Поднялся холодный ветер, вздымавший вихри пыли и валивший их с ног. Он внес детей внутрь, где они были хоть как-то защищены, и закрыл дверь.
— Ветер дует на север, — промолвил Келли. — Тучи движутся к северу.
Так и было: все больше метелок отрывалось от грозовой стены, и словно клочья черной шерсти, подвластные невидимой руке, они неслись на север.
— Как пряжа, — сказала Мев. — Смотрите! Вон новые под ними уже движутся с севера.
Сверкнула молния. Из двора раздались крики ужаса и плач детей.
— Ступайте внутрь стен, — закричал Донал. Он взбежал на стену и обратился к мечущимся людям: — Всем укрыться! Ступайте в Старый зал! Прячьтесь в казармах! Двери там открыты!

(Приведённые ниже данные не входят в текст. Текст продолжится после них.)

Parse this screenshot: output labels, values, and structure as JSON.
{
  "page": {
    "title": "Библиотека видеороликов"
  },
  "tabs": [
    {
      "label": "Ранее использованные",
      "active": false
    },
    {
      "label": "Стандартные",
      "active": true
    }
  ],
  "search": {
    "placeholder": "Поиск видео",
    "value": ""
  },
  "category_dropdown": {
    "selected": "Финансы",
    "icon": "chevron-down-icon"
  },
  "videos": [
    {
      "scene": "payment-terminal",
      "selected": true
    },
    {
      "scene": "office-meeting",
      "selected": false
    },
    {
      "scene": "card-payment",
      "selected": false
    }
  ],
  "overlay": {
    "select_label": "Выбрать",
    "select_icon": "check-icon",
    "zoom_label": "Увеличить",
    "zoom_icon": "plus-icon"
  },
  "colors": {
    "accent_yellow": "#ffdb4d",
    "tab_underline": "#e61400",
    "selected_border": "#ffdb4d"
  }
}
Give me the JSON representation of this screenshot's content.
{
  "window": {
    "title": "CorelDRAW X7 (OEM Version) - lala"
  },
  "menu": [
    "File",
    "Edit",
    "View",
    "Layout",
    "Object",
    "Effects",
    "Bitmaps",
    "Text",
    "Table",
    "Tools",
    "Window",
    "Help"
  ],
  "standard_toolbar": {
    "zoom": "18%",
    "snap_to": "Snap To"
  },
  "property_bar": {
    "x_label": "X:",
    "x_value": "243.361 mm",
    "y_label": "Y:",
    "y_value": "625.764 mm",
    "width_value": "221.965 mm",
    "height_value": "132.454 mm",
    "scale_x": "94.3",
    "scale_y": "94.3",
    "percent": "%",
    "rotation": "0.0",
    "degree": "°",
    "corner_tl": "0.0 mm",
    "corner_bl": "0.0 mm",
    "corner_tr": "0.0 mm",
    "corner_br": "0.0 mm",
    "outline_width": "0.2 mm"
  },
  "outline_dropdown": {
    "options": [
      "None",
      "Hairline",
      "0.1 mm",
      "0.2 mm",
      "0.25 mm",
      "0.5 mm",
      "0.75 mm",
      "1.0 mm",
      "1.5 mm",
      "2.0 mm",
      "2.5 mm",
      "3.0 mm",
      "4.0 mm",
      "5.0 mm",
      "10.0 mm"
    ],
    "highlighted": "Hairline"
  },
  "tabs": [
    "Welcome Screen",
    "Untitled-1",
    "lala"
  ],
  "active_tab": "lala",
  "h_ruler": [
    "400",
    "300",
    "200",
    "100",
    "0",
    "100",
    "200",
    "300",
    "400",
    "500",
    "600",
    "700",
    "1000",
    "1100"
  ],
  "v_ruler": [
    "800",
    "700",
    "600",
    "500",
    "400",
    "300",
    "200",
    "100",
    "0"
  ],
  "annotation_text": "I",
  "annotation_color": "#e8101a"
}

Ветер вздымал вихри песка, скопившегося у ступеней. Откуда ни возьмись выбежал Леннон, как младенца, прижимая к груди свою арфу, и бросился вверх по лестнице. Сорвало навес над кухней, горы горшков перевернулись и, сталкиваясь, стали кататься по двору. Отбившаяся лошадь металась по двору и ржала, пугаясь гремящих горшков и бегущих детей.
— Донал! — раздался за его спиной голос Мурны. Он стоял, глядя за стены. Солнце исчезало. Их накрывала мгла. Завывал ветер. Если бы он напрягся, он увидел бы мрак и молнии, как в ту ночь возле Донна.
— Донал! —кто-то его схватил за руку. То был Леннон, старавшийся затащить его в укрытие. Хлопнула дверь, и Мурна задвинула засов. Мев и Келли обняли его, словно боялись, что он тоже растает, и он вслепую прижал их к себе, и двинулся вверх по лестнице, а тем временем гром сотрясал камни замка.
Бранвин сидела в зале у очага.
— Случилось, — промолвил Донал. Дети молчали, дрожа, ибо обладали слишком острым зрением. Донал не отпускал их руки. — Госпожа Бранвин, граница прорвана.
Ее это ничуть не удивило. Она просто подняла на него глаза, в которых не было слез. Она была как камень, лед, сама неподвижность.
— Значит Барк теперь вернется домой, — промолвила она. — Если ему удастся. И вместе с ним Ризи.
— Нет, — промолвил Леннон. — Скорее всего они уже в Лоуберне. Если Роан отступает, Барк остановится там, чтобы прикрыть его.
— Он не должен, — воскликнула Мев. Зубы у нее стучали. Донал обхватил ее за плечи. — Приближается. Что-то темное — «темное на вашем пути», — сказал он, он так сказал мне.
— Тихо, — оборвал ее Келли. — Мев, не надо.
Элд трещал. Серебряные деревья осыпались золотом в темноте, падавшим водопадом на холмы, и даже в первых лучах рассвета было видно, как меркнет их свет.
На мгновение повисла тишина, и снова подул ветер, срывая новые листья, и солнце словно замешкалось — стоит ли вообще всходить.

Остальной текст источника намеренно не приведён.